Alert [FIRING:1] xyz was automatically added to this incident

There’s no entry about the foo=bar alert. All I could see is that bar=baz alert is added

Alert [FIRING:2] xyz was automatically added to this incident

Also, in the snip which you shared, can you tell me why isn’t there anything mentioned as

Alert [FIRING:1] xyz was automatically added to this incident

It seems that the original notification that triggers the incident is not recorded as “automatically added to this alert”. Only subsequent notifications seem to have this message. That said, the original notification is still there when you click “View Message”.

Here is the foo=bar alert in the original message:

It’s then repeated in the second notification:

My recommendation would be to keep testing this further if you’re still not convinced, but from what I can see in my testing Grafana does send updates for existing Pagerduty incidents.

@georgerobinson thanks again for your response and time.
You are correct with your point. But can you do a favour by sharing the timeline of this incident, so that things will be more clear to me then. I have been asking this from my previous responses
By timeline of the incident, I meant this thing

But please share the whole timeline once, with all the timestamps and not just a single timestamp ,it will be very helpful for me

Yes that is the full timeline. I resolved the incident at 6:26AM in the user interface, but all the events from Grafana occurred at 6:22AM as I had a 30 second group_wait and group_interval.

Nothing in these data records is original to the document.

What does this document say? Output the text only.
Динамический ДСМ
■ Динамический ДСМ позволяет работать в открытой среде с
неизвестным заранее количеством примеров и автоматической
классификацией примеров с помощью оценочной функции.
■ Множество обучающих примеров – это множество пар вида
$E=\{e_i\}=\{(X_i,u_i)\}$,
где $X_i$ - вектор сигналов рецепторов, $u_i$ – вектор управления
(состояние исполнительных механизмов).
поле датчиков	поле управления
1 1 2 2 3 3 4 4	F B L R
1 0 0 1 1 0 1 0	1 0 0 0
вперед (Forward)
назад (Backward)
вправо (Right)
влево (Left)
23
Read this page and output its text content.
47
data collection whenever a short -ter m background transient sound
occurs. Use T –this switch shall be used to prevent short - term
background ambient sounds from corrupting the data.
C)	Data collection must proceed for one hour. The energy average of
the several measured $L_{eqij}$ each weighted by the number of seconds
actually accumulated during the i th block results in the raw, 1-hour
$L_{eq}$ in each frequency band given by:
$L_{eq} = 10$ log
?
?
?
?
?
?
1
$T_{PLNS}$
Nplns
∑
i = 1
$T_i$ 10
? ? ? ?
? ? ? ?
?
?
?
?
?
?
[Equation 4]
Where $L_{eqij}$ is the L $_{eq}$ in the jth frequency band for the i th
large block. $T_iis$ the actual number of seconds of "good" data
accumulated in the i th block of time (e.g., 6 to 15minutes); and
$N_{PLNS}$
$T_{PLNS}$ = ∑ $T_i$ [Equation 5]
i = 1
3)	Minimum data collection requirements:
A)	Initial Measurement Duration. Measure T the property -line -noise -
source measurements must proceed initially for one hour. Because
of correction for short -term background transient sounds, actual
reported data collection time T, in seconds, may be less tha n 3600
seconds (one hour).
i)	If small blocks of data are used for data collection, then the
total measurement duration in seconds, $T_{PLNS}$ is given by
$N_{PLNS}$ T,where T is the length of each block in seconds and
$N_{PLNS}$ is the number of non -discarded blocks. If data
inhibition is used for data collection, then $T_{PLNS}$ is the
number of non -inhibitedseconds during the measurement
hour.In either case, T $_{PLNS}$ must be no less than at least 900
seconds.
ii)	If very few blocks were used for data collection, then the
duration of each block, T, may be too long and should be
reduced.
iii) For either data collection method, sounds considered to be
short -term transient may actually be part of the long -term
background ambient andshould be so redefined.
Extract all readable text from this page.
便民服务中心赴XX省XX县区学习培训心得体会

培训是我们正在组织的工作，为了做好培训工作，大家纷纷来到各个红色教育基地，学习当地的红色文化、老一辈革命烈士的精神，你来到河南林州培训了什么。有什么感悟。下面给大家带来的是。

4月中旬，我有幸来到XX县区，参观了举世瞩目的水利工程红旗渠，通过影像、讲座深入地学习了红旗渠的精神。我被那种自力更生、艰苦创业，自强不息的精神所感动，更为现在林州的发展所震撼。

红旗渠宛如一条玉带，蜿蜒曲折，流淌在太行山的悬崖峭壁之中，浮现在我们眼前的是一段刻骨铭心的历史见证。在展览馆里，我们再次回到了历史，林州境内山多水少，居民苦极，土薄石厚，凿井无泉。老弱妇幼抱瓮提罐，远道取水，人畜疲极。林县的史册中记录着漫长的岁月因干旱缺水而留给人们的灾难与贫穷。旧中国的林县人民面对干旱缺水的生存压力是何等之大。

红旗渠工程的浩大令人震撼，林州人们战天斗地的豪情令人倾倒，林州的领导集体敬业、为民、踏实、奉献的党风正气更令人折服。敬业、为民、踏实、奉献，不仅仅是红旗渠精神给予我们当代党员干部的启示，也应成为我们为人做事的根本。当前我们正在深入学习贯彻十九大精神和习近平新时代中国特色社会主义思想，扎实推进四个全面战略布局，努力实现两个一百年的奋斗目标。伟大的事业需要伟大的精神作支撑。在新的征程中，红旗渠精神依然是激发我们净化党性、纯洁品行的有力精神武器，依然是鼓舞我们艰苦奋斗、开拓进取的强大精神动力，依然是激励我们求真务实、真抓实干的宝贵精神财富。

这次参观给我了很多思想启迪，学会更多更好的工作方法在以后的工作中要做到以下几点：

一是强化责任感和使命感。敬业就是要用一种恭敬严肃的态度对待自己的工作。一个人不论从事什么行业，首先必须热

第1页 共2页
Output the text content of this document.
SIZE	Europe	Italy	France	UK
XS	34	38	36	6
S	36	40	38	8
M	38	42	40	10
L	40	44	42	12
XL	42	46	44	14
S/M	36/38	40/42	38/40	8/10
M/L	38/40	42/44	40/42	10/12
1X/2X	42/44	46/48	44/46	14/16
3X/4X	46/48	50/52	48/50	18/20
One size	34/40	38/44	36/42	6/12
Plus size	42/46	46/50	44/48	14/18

I would like to thank @georgerobinson for his constant time and support. I would like to close this topic by concluding that:
In PagerDuty the incident summary is what doesn’t get updated but the alerts contained inside it works real-time and will give you the real time status whenever you go inside any incident in PagerDuty. Consider at 1000 hours, in a PagerDuty incident there were 2 alerts present. Later at 1600 hours, there were 5 alerts present. To check the current status you can visit that specific PagerDuty incident, scroll down and go to Alerts

Now if you have enabled Alert Grouping in Grafana and you wish to be notified further whenever there is any change in grouping then for that the only option is to disable Alert Grouping on Grafana instance, so that you will have a fresh new PagerDuty incident for every new alert triggered and you will be notified everytime by this. You can do that by going to Alerting → Notification Policies in Grafana

Also, disable grouping in PagerDuty service settings so that PagerDuty doesn’t group similar incidents, and you get notified for every alert/incident lodged

Please note, disable alert grouping only if your system is compatible enough and doesn’t trigger out a large number of alerts because if that’s not the case then you will receive hundreds of alerts when something major is down and Alert Grouping is the perfect solution to reduce noise.